Now keep in mind that whenever a new piece of equipment shows up, Nate and I find ourselves less than thrilled. We know that it is the best thing for Will, but it also represents one more step away from "normal." It also represents our dining room turning more and more into the "Will Equipment Room."

But we LOVE the Creepster Crawler, and I think that after looking at the pictures, you'll understand why. It took Will a little while to get used to the contraption, and to feeling secure and safe enough to hold up his head. But after a while, he really got into it. For those of you who know our house, he went from the dining room to the front door with some assistance in less than 5 minutes!

There wasn't a dry eye in our house as we watched our little guy push his way across the floor. We were just so proud of him. You can see in the photo of Will and Nate the sheer excitement and joy on both of their faces. It was truly inspirational.

Now we're on a search for some type of grippy sock or shin guard or knee pad to put onto Will's legs so that his socked feet don't just slip across the floor. We can't wait until it sounds like a basketball court in our house!

Thursday, January 8, 2009

Surgery... just say no!

So I have been having this internal battle about how much is too much to share on a blog... but Karen aptly pointed out that I had earlier discussed the need to take Will to the pediatric urologist for a potentially undescended testicle, therefore I am supposed to update you on the result!

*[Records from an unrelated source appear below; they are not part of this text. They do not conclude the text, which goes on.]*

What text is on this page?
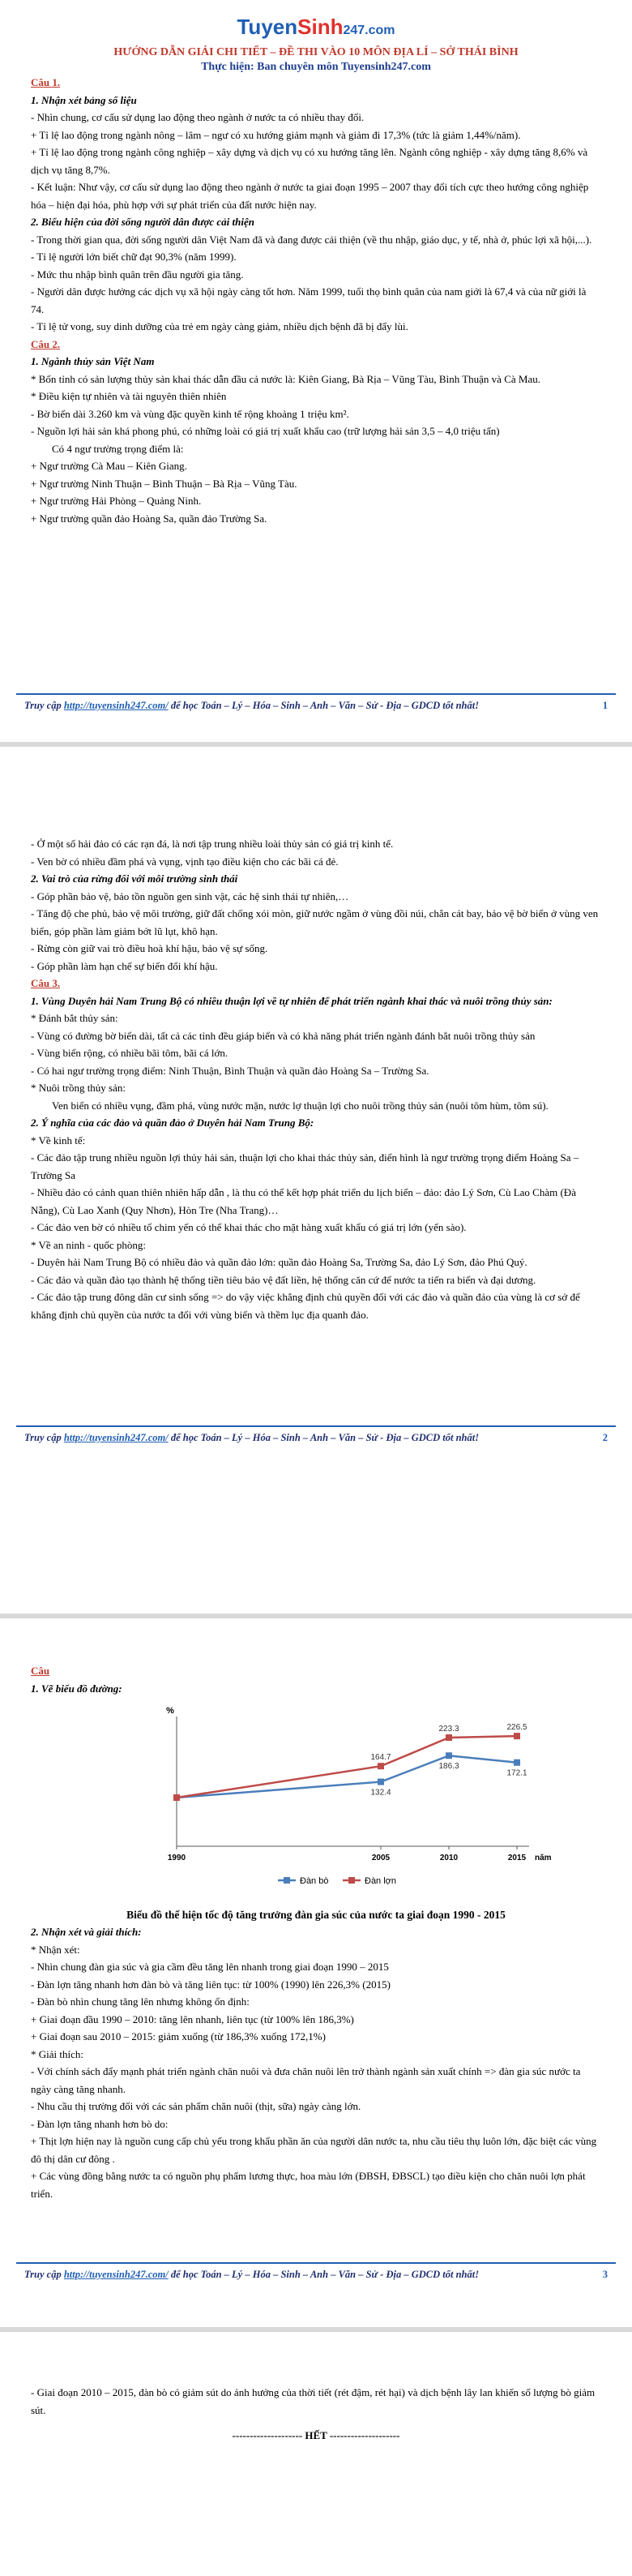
TuyenSinh247.com
HƯỚNG DẪN GIẢI CHI TIẾT – ĐỀ THI VÀO 10 MÔN ĐỊA LÍ – SỞ THÁI BÌNH
Thực hiện: Ban chuyên môn Tuyensinh247.com
Câu 1.
1. Nhận xét bảng số liệu
- Nhìn chung, cơ cấu sử dụng lao động theo ngành ở nước ta có nhiều thay đổi.
+ Tỉ lệ lao động trong ngành nông – lâm – ngư có xu hướng giảm mạnh và giảm đi 17,3% (tức là giảm 1,44%/năm).
+ Tỉ lệ lao động trong ngành công nghiệp – xây dựng và dịch vụ có xu hướng tăng lên. Ngành công nghiệp - xây dựng tăng 8,6% và dịch vụ tăng 8,7%.
- Kết luận: Như vậy, cơ cấu sử dụng lao động theo ngành ở nước ta giai đoạn 1995 – 2007 thay đổi tích cực theo hướng công nghiệp hóa – hiện đại hóa, phù hợp với sự phát triển của đất nước hiện nay.
2. Biểu hiện của đời sống người dân được cải thiện
- Trong thời gian qua, đời sống người dân Việt Nam đã và đang được cải thiện (về thu nhập, giáo dục, y tế, nhà ở, phúc lợi xã hội,...).
- Tỉ lệ người lớn biết chữ đạt 90,3% (năm 1999).
- Mức thu nhập bình quân trên đầu người gia tăng.
- Người dân được hưởng các dịch vụ xã hội ngày càng tốt hơn. Năm 1999, tuổi thọ bình quân của nam giới là 67,4 và của nữ giới là 74.
- Tỉ lệ tử vong, suy dinh dưỡng của trẻ em ngày càng giảm, nhiều dịch bệnh đã bị đẩy lùi.
Câu 2.
1. Ngành thủy sản Việt Nam
* Bốn tỉnh có sản lượng thủy sản khai thác dẫn đầu cả nước là: Kiên Giang, Bà Rịa – Vũng Tàu, Bình Thuận và Cà Mau.
* Điều kiện tự nhiên và tài nguyên thiên nhiên
- Bờ biển dài 3.260 km và vùng đặc quyền kinh tế rộng khoảng 1 triệu km².
- Nguồn lợi hải sản khá phong phú, có những loài có giá trị xuất khẩu cao (trữ lượng hải sản 3,5 – 4,0 triệu tấn)
Có 4 ngư trường trọng điểm là:
+ Ngư trường Cà Mau – Kiên Giang.
+ Ngư trường Ninh Thuận – Bình Thuận – Bà Rịa – Vũng Tàu.
+ Ngư trường Hải Phòng – Quảng Ninh.
+ Ngư trường quần đảo Hoàng Sa, quần đảo Trường Sa.
Truy cập http://tuyensinh247.com/ để học Toán – Lý – Hóa – Sinh – Anh – Văn – Sử - Địa – GDCD tốt nhất!	1
- Ở một số hải đảo có các rạn đá, là nơi tập trung nhiều loài thủy sản có giá trị kinh tế.
- Ven bờ có nhiều đầm phá và vụng, vịnh tạo điều kiện cho các bãi cá đẻ.
2. Vai trò của rừng đối với môi trường sinh thái
- Góp phần bảo vệ, bảo tồn nguồn gen sinh vật, các hệ sinh thái tự nhiên,…
- Tăng độ che phủ, bảo vệ môi trường, giữ đất chống xói mòn, giữ nước ngầm ở vùng đồi núi, chắn cát bay, bảo vệ bờ biển ở vùng ven biển, góp phần làm giảm bớt lũ lụt, khô hạn.
- Rừng còn giữ vai trò điều hoà khí hậu, bảo vệ sự sống.
- Góp phần làm hạn chế sự biến đổi khí hậu.
Câu 3.
1. Vùng Duyên hải Nam Trung Bộ có nhiều thuận lợi về tự nhiên để phát triển ngành khai thác và nuôi trồng thủy sản:
* Đánh bắt thủy sản:
- Vùng có đường bờ biển dài, tất cả các tỉnh đều giáp biển và có khả năng phát triển ngành đánh bắt nuôi trồng thủy sản
- Vùng biển rộng, có nhiều bãi tôm, bãi cá lớn.
- Có hai ngư trường trọng điểm: Ninh Thuận, Bình Thuận và quần đảo Hoàng Sa – Trường Sa.
* Nuôi trồng thủy sản:
Ven biển có nhiều vụng, đầm phá, vùng nước mặn, nước lợ thuận lợi cho nuôi trồng thủy sản (nuôi tôm hùm, tôm sú).
2. Ý nghĩa của các đảo và quần đảo ở Duyên hải Nam Trung Bộ:
* Về kinh tế:
- Các đảo tập trung nhiều nguồn lợi thủy hải sản, thuận lợi cho khai thác thủy sản, điển hình là ngư trường trọng điểm Hoàng Sa – Trường Sa
- Nhiều đảo có cảnh quan thiên nhiên hấp dẫn , là thu có thể kết hợp phát triển du lịch biển – đảo: đảo Lý Sơn, Cù Lao Chàm (Đà Nẵng), Cù Lao Xanh (Quy Nhơn), Hòn Tre (Nha Trang)…
- Các đảo ven bờ có nhiều tổ chim yến có thể khai thác cho mặt hàng xuất khẩu có giá trị lớn (yến sào).
* Về an ninh - quốc phòng:
- Duyên hải Nam Trung Bộ có nhiều đảo và quần đảo lớn: quần đảo Hoàng Sa, Trường Sa, đảo Lý Sơn, đảo Phú Quý.
- Các đảo và quần đảo tạo thành hệ thống tiền tiêu bảo vệ đất liền, hệ thống căn cứ để nước ta tiến ra biển và đại dương.
- Các đảo tập trung đông dân cư sinh sống => do vậy việc khẳng định chủ quyền đối với các đảo và quần đảo của vùng là cơ sở để khẳng định chủ quyền của nước ta đối với vùng biển và thềm lục địa quanh đảo.
Truy cập http://tuyensinh247.com/ để học Toán – Lý – Hóa – Sinh – Anh – Văn – Sử - Địa – GDCD tốt nhất!	2
Câu
1. Vẽ biểu đồ đường:
%
năm
1990	2005	2010	2015
132.4
186.3
172.1
164.7
223.3	226.5
Đàn bò	Đàn lợn
Biểu đồ thể hiện tốc độ tăng trưởng đàn gia súc của nước ta giai đoạn 1990 - 2015
2. Nhận xét và giải thích:
* Nhận xét:
- Nhìn chung đàn gia súc và gia cầm đều tăng lên nhanh trong giai đoạn 1990 – 2015
- Đàn lợn tăng nhanh hơn đàn bò và tăng liên tục: từ 100% (1990) lên 226,3% (2015)
- Đàn bò nhìn chung tăng lên nhưng không ổn định:
+ Giai đoạn đầu 1990 – 2010: tăng lên nhanh, liên tục (từ 100% lên 186,3%)
+ Giai đoạn sau 2010 – 2015: giảm xuống (từ 186,3% xuống 172,1%)
* Giải thích:
- Với chính sách đẩy mạnh phát triển ngành chăn nuôi và đưa chăn nuôi lên trở thành ngành sản xuất chính => đàn gia súc nước ta ngày càng tăng nhanh.
- Nhu cầu thị trường đối với các sản phẩm chăn nuôi (thịt, sữa) ngày càng lớn.
- Đàn lợn tăng nhanh hơn bò do:
+ Thịt lợn hiện nay là nguồn cung cấp chủ yếu trong khẩu phần ăn của người dân nước ta, nhu cầu tiêu thụ luôn lớn, đặc biệt các vùng đô thị dân cư đông .
+ Các vùng đồng bằng nước ta có nguồn phụ phẩm lương thực, hoa màu lớn (ĐBSH, ĐBSCL) tạo điều kiện cho chăn nuôi lợn phát triển.
Truy cập http://tuyensinh247.com/ để học Toán – Lý – Hóa – Sinh – Anh – Văn – Sử - Địa – GDCD tốt nhất!	3
- Giai đoạn 2010 – 2015, đàn bò có giảm sút do ảnh hưởng của thời tiết (rét đậm, rét hại) và dịch bệnh lây lan khiến số lượng bò giảm sút.
-------------------- HẾT --------------------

Will had an appointment on Tuesday to review his testicular ultrasound and to meet with the doctor. Poor guy didn't know what he was in for. Every time the doc or the resident would "examine" him, his eyes got very big, his mouth got very little, and he got very quiet. But thankfully, the news was good!

Will has a "retractible" testicle, not an undescended one. If you look up "undescended," you get scary words like "cancer." If you look up "retractible" you find out that his little parts just like to hide out sometimes. They'll see us back in 18 months just to make sure everything is still ok. So yay! One less -ologist for now. And no more eye-bugging exams for Will!

Monday, January 5, 2009

Baby's first shiner

Your eyes aren't deceiving you... Luke DOES have a black eye. On Friday morning, he took a tumble off of a chair and his right eye met up with the arm of the chair on the way down. It didn't seem so bad on Saturday, but now it does! He is doing fine with it, it looks worse than it feels I guess.

And of course, as luck would have it, we had an appointment with the pediatrician this morning for the boys' third Synagis shot! "Yes doctor, my son has a black eye. Yes doctor, I know this looks bad..." Actually, the doctor and the nurses thought it was funny.

Will continues to gain weight at a great rate! We are so excited about this, because our efforts are really paying off. Will had been stuck at 20 lbs for so long, and now weighs 21 lbs 3 oz. Good job, buddy! He's almost back on the growth chart for weight. Luke actually has jumped a percentile since we have started with Will's feeding therapist (he gets to eat all the high calorie stuff that she prepares too) and now tips the scales at 24 lbs 6 oz. No wonder our arms are tired at the end of the day!